Okay. And then just lastly, on the Pelican team sticking there, just I think the one product you didn’t update or mention in the prepared remarks was just Teriparatide. I think it had a good start to the year, last quarter, if I am not mistaken, any change there? Any update on – if you could remind us like progress on how you get approval for the biosimilar and the competition from generics, any update there? Thanks.
Thanks Larry. Yes. So, for those that don’t recall, Teriparatide is an alternative to Eli Lilly’s Forteo. It is not therapeutically switchable, currently. There are two generic competitors that are attempting to get a generically switchable version of Forteo approved as well as Alvogen, our partner, trying to get our product approved as therapeutically switchable at the dispensing level. So, at the current moment, there are really only two Teriparatide products available, it’s Forteo and Alvogen’s teriparatide version. And their market share seems to, if you look at Scripps and the data that’s out there seems to have settled in a bit at the current levels, where we are realizing $3 million or so, a little bit more than that million dollars of royalty each quarter. That’s been the last three quarters, I think or maybe the last four quarters for us. But we are anxiously waiting to see how the market dynamics unfold.
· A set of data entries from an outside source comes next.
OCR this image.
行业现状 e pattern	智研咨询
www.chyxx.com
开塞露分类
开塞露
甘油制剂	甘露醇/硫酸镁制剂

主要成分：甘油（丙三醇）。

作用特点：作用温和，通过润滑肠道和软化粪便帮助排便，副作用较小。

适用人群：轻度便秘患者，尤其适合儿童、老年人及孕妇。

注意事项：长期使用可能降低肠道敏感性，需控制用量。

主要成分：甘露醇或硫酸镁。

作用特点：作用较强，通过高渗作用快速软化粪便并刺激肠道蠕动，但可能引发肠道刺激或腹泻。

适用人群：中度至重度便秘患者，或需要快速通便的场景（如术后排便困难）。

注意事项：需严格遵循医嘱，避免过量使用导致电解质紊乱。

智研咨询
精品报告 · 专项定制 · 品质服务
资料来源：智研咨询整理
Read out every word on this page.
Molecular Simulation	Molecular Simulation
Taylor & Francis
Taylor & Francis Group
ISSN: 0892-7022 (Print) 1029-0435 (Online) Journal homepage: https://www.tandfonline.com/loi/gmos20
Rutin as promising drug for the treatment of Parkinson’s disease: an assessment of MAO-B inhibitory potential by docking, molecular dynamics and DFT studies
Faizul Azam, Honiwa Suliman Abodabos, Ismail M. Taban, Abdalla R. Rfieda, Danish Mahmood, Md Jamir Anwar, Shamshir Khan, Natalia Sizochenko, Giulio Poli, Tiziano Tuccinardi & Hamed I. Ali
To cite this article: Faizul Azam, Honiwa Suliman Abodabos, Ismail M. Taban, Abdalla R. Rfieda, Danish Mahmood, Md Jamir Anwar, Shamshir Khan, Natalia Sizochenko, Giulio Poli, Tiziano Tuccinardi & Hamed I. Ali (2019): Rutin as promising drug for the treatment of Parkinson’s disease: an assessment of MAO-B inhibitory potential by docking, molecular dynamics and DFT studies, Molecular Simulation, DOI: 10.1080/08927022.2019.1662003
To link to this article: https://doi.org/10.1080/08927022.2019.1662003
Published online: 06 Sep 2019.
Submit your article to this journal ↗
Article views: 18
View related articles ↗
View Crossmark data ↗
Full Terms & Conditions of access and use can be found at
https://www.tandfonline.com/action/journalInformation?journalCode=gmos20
We don’t have an update specifically around the pursuit of that therapeutically switchable rating as the FDA continues to be in dialog with all three parties.
Okay. If I can squeeze one more and just lastly, any thoughts just on cadence in the back half of the year for just anything different between Q3 and Q4 for the – for Captisol and the remaining R&D revenue?
Yes. No, I think at this time, I think it’s – the best we can do is to take the remainder of the guidance for Captisol and the contract and spread it over the two quarters. The royalty line as you pointed out earlier, will regulate as long as the products continue to grow a bit.
Okay. Got it. That’s great. Thanks. I appreciate that color. Thank you.
Thanks Larry.
Your next question comes from Balaji Prasad from Barclays. Your line is open.
Good afternoon. This is Mikaela [ph] on for Balaji. Thanks for taking our questions. Just a quick one on sparsentan. Given that this asset is waiting conditional approval for IgAN in the Europe and a potential full approval – traditional approval expected in 2024. Given that, Travere is working with commercial partner in EU, so what will be the royalty structure like for sparsentan’s European revenue once it’s approved? Thanks.
Yes. Thanks. For those that don’t remember, sparsentan – sorry, Travere pays a tiered royalty of 15% or 17% worldwide on the Filspari program, and we share that royalty with Bristol, the original originator of the drug. And so we keep 9% of the royalty at both tiers worldwide. So, sales in Europe, even through the partner, travel back to us at those rates, and anything above that is what Travere keeps. So, we do get 9% worldwide.
Got it. Very helpful. Thank you.
Thank you.
[Operator Instructions] There are no further questions at this time. This concludes today’s conference call. You may now disconnect.